A volte il rapporto tra forme ha modi enigmatici, come Rachel Whiteread che crea l’ombra dei suoi famosi “calchi architettonici in negativo” sulla fotografia del luogo da cui nasce la forma, oppure Rudolf Stingel che (in una foto) mischia il colore con un “moulinex”, esprimendo quanto meno un sentimento di distacco e ostilità verso il medium tradizionale e la volontà di instaurare un’area di regole aperte.
Caratteristica della mostra è anche il cercare di affiancare e in qualche modo parificare le valenze fra i linguaggi astratti e quelli più rappresentativi o installativi. Allora Claes Oldenburg con i suoi paradossali ampliamenti di oggetti sembra voler travalicare il senso del valore dell’oggetto per farlo diventare altro. Una borsa d’acqua (o simile) diventa un galleggiante di grandi dimensioni, testando così le possibilità degli oggetti a essere modificati, cambiati, resi “altri” secondo la loro collocazione e la loro funzione.
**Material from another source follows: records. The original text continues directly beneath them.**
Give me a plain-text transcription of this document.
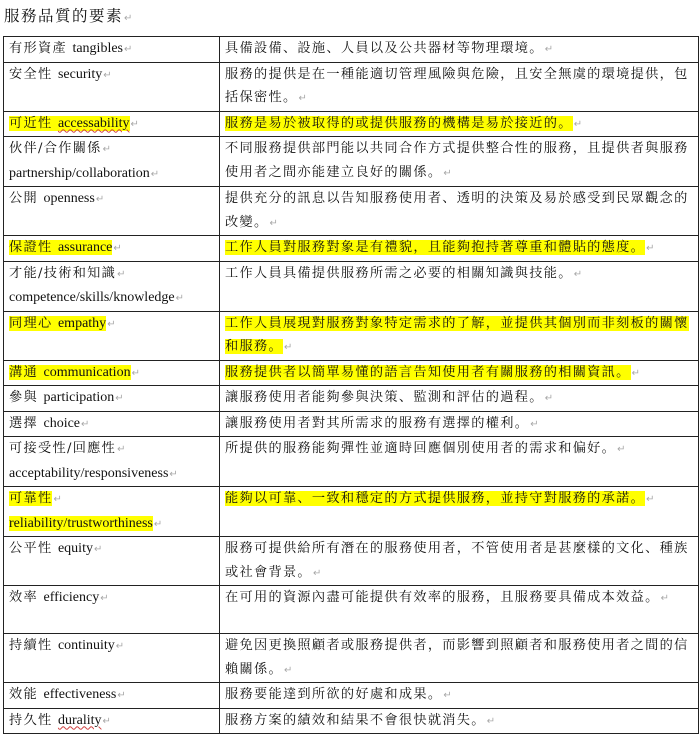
服務品質的要素↵
有形資產 tangibles↵	具備設備、設施、人員以及公共器材等物理環境。↵

安全性 security↵	服務的提供是在一種能適切管理風險與危險，且安全無虞的環境提供，包括保密性。↵

可近性 accessability↵	服務是易於被取得的或提供服務的機構是易於接近的。↵

伙伴/合作關係↵
partnership/collaboration↵	不同服務提供部門能以共同合作方式提供整合性的服務，且提供者與服務使用者之間亦能建立良好的關係。↵

公開 openness↵	提供充分的訊息以告知服務使用者、透明的決策及易於感受到民眾觀念的改變。↵

保證性 assurance↵	工作人員對服務對象是有禮貌，且能夠抱持著尊重和體貼的態度。↵

才能/技術和知識↵
competence/skills/knowledge↵	工作人員具備提供服務所需之必要的相關知識與技能。↵

同理心 empathy↵	工作人員展現對服務對象特定需求的了解，並提供其個別而非刻板的關懷和服務。↵

溝通 communication↵	服務提供者以簡單易懂的語言告知使用者有關服務的相關資訊。↵

參與 participation↵	讓服務使用者能夠參與決策、監測和評估的過程。↵

選擇 choice↵	讓服務使用者對其所需求的服務有選擇的權利。↵

可接受性/回應性↵
acceptability/responsiveness↵	所提供的服務能夠彈性並適時回應個別使用者的需求和偏好。↵

可靠性↵
reliability/trustworthiness↵	能夠以可靠、一致和穩定的方式提供服務，並持守對服務的承諾。↵

公平性 equity↵	服務可提供給所有潛在的服務使用者，不管使用者是甚麼樣的文化、種族或社會背景。↵

效率 efficiency↵	在可用的資源內盡可能提供有效率的服務，且服務要具備成本效益。↵

持續性 continuity↵	避免因更換照顧者或服務提供者，而影響到照顧者和服務使用者之間的信賴關係。↵

效能 effectiveness↵	服務要能達到所欲的好處和成果。↵

持久性 durality↵	服務方案的績效和結果不會很快就消失。↵
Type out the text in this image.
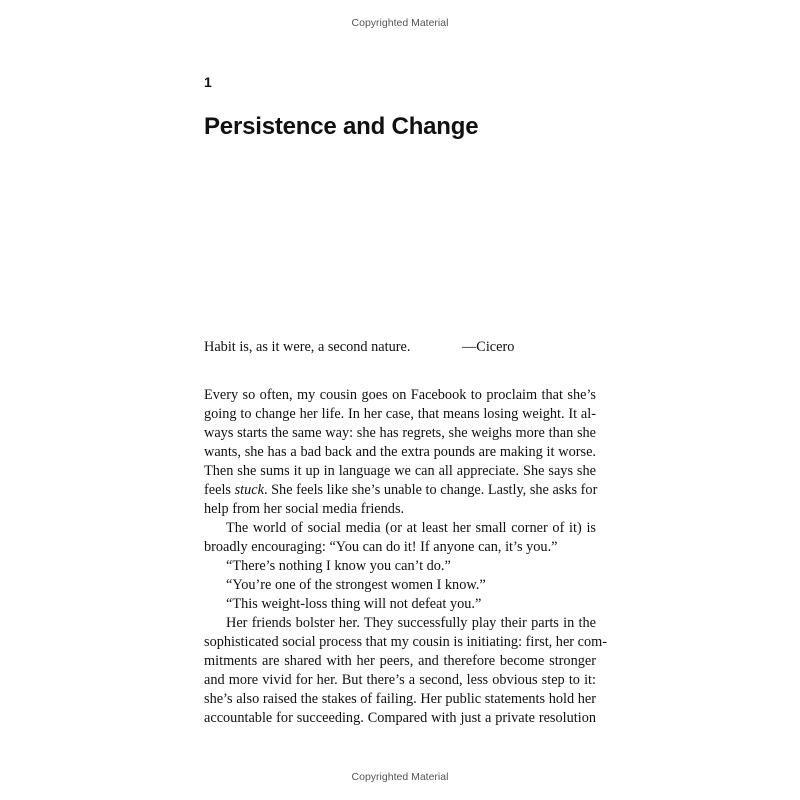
Copyrighted Material
1
Persistence and Change
Habit is, as it were, a second nature.	—Cicero
Every so often, my cousin goes on Facebook to proclaim that she’s
going to change her life. In her case, that means losing weight. It al-
ways starts the same way: she has regrets, she weighs more than she
wants, she has a bad back and the extra pounds are making it worse.
Then she sums it up in language we can all appreciate. She says she
feels stuck. She feels like she’s unable to change. Lastly, she asks for
help from her social media friends.
The world of social media (or at least her small corner of it) is
broadly encouraging: “You can do it! If anyone can, it’s you.”
“There’s nothing I know you can’t do.”
“You’re one of the strongest women I know.”
“This weight-loss thing will not defeat you.”
Her friends bolster her. They successfully play their parts in the
sophisticated social process that my cousin is initiating: first, her com-
mitments are shared with her peers, and therefore become stronger
and more vivid for her. But there’s a second, less obvious step to it:
she’s also raised the stakes of failing. Her public statements hold her
accountable for succeeding. Compared with just a private resolution
Copyrighted Material
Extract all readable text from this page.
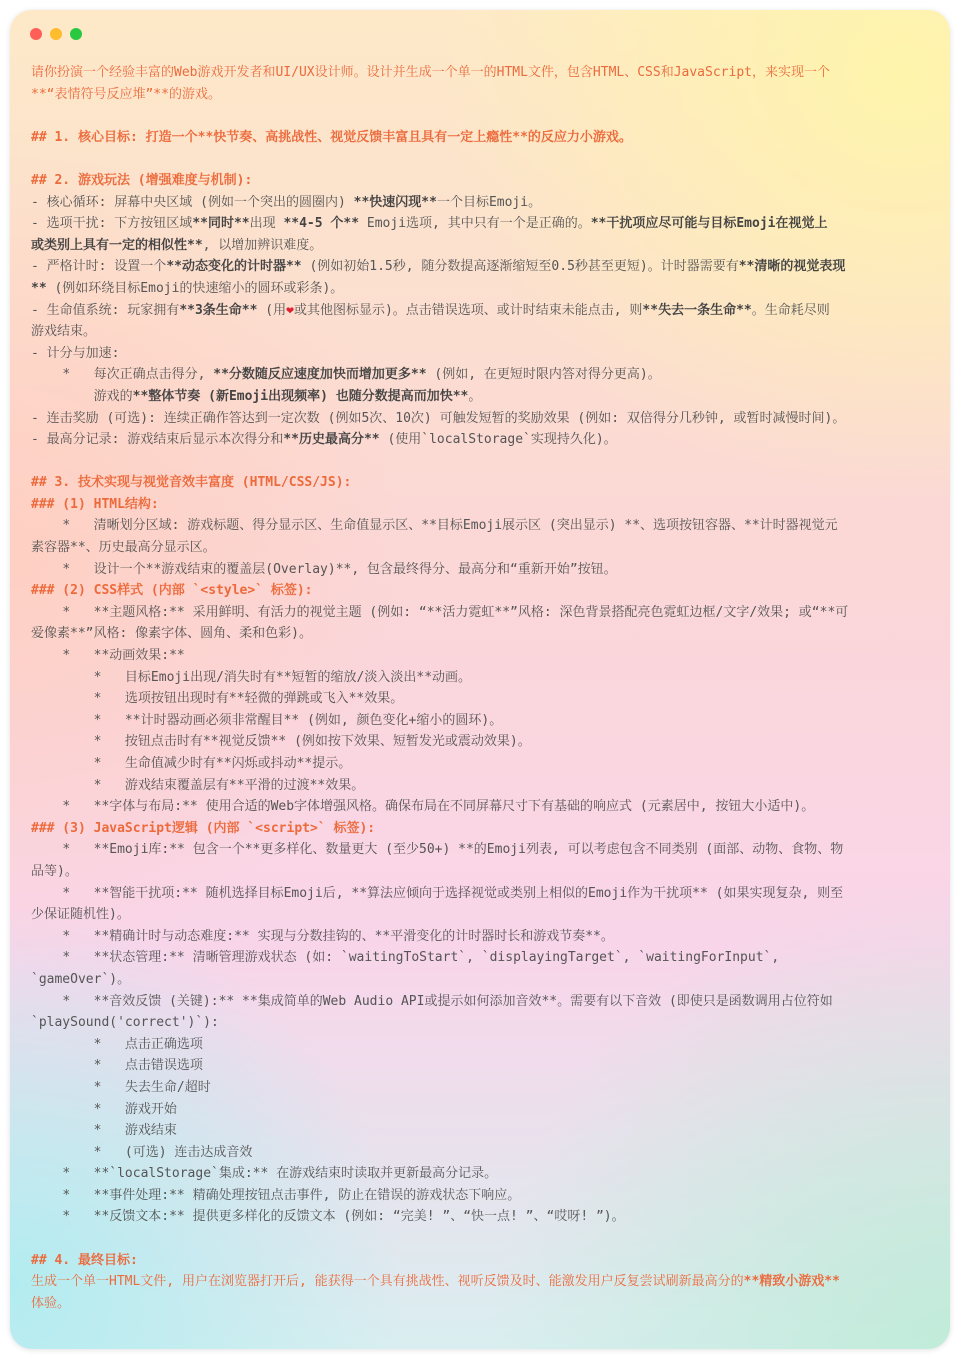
请你扮演一个经验丰富的Web游戏开发者和UI/UX设计师。设计并生成一个单一的HTML文件，包含HTML、CSS和JavaScript，来实现一个
**“表情符号反应堆”**的游戏。
## 1. 核心目标: 打造一个**快节奏、高挑战性、视觉反馈丰富且具有一定上瘾性**的反应力小游戏。
## 2. 游戏玩法 (增强难度与机制):
- 核心循环: 屏幕中央区域 (例如一个突出的圆圈内) **快速闪现**一个目标Emoji。
- 选项干扰: 下方按钮区域**同时**出现 **4-5 个** Emoji选项, 其中只有一个是正确的。**干扰项应尽可能与目标Emoji在视觉上
或类别上具有一定的相似性**, 以增加辨识难度。
- 严格计时: 设置一个**动态变化的计时器** (例如初始1.5秒, 随分数提高逐渐缩短至0.5秒甚至更短)。计时器需要有**清晰的视觉表现
** (例如环绕目标Emoji的快速缩小的圆环或彩条)。
- 生命值系统: 玩家拥有**3条生命** (用❤或其他图标显示)。点击错误选项、或计时结束未能点击, 则**失去一条生命**。生命耗尽则
游戏结束。
- 计分与加速:
*   每次正确点击得分, **分数随反应速度加快而增加更多** (例如, 在更短时限内答对得分更高)。
游戏的**整体节奏 (新Emoji出现频率) 也随分数提高而加快**。
- 连击奖励 (可选): 连续正确作答达到一定次数 (例如5次、10次) 可触发短暂的奖励效果 (例如: 双倍得分几秒钟, 或暂时减慢时间)。
- 最高分记录: 游戏结束后显示本次得分和**历史最高分** (使用`localStorage`实现持久化)。
## 3. 技术实现与视觉音效丰富度 (HTML/CSS/JS):
### (1) HTML结构:
*   清晰划分区域: 游戏标题、得分显示区、生命值显示区、**目标Emoji展示区 (突出显示) **、选项按钮容器、**计时器视觉元
素容器**、历史最高分显示区。
*   设计一个**游戏结束的覆盖层(Overlay)**, 包含最终得分、最高分和“重新开始”按钮。
### (2) CSS样式 (内部 `<style>` 标签):
*   **主题风格:** 采用鲜明、有活力的视觉主题 (例如: “**活力霓虹**”风格: 深色背景搭配亮色霓虹边框/文字/效果; 或“**可
爱像素**”风格: 像素字体、圆角、柔和色彩)。
*   **动画效果:**
*   目标Emoji出现/消失时有**短暂的缩放/淡入淡出**动画。
*   选项按钮出现时有**轻微的弹跳或飞入**效果。
*   **计时器动画必须非常醒目** (例如, 颜色变化+缩小的圆环)。
*   按钮点击时有**视觉反馈** (例如按下效果、短暂发光或震动效果)。
*   生命值减少时有**闪烁或抖动**提示。
*   游戏结束覆盖层有**平滑的过渡**效果。
*   **字体与布局:** 使用合适的Web字体增强风格。确保布局在不同屏幕尺寸下有基础的响应式 (元素居中, 按钮大小适中)。
### (3) JavaScript逻辑 (内部 `<script>` 标签):
*   **Emoji库:** 包含一个**更多样化、数量更大 (至少50+) **的Emoji列表, 可以考虑包含不同类别 (面部、动物、食物、物
品等)。
*   **智能干扰项:** 随机选择目标Emoji后, **算法应倾向于选择视觉或类别上相似的Emoji作为干扰项** (如果实现复杂, 则至
少保证随机性)。
*   **精确计时与动态难度:** 实现与分数挂钩的、**平滑变化的计时器时长和游戏节奏**。
*   **状态管理:** 清晰管理游戏状态 (如: `waitingToStart`, `displayingTarget`, `waitingForInput`,
`gameOver`)。
*   **音效反馈 (关键):** **集成简单的Web Audio API或提示如何添加音效**。需要有以下音效 (即使只是函数调用占位符如
`playSound('correct')`):
*   点击正确选项
*   点击错误选项
*   失去生命/超时
*   游戏开始
*   游戏结束
*   (可选) 连击达成音效
*   **`localStorage`集成:** 在游戏结束时读取并更新最高分记录。
*   **事件处理:** 精确处理按钮点击事件, 防止在错误的游戏状态下响应。
*   **反馈文本:** 提供更多样化的反馈文本 (例如: “完美! ”、“快一点! ”、“哎呀! ”)。
## 4. 最终目标:
生成一个单一HTML文件, 用户在浏览器打开后, 能获得一个具有挑战性、视听反馈及时、能激发用户反复尝试刷新最高分的**精致小游戏**
体验。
Rudolf Stingel Untitled (Instructions), 1990
Rudolf Stingel Untitled (Instructions), 1990. Photo by: Matteo Chris Burden, D’Eletto M3 Studio. Image courtesy Gagosian Gallery

Dall’”oggetto trovato” dada-surrealista si passa così alla “forma assurda”, il cui senso è la trasformazione in “altro”, ogni forma è il momentaneo aspetto di una mutazione. Questo giustifica praticamente ogni forma e ogni anti forma. Il concetto di “arte espansa” di cui si parla sempre di più, viene esteso a processi completamente diversi se non opposti. Affiancando la “macchina gonfiabile” di Arcangelo Sassolino alle tre scarpe “fatte per una persona con tre gambe”, la ricerca di forma dell’astratto storico David Smith si affianca al progetto urbano per un piccolo padiglione cittadino di Dan Graham, tipico dei suoi lavori minimalisti ma inseriti in una logica della città.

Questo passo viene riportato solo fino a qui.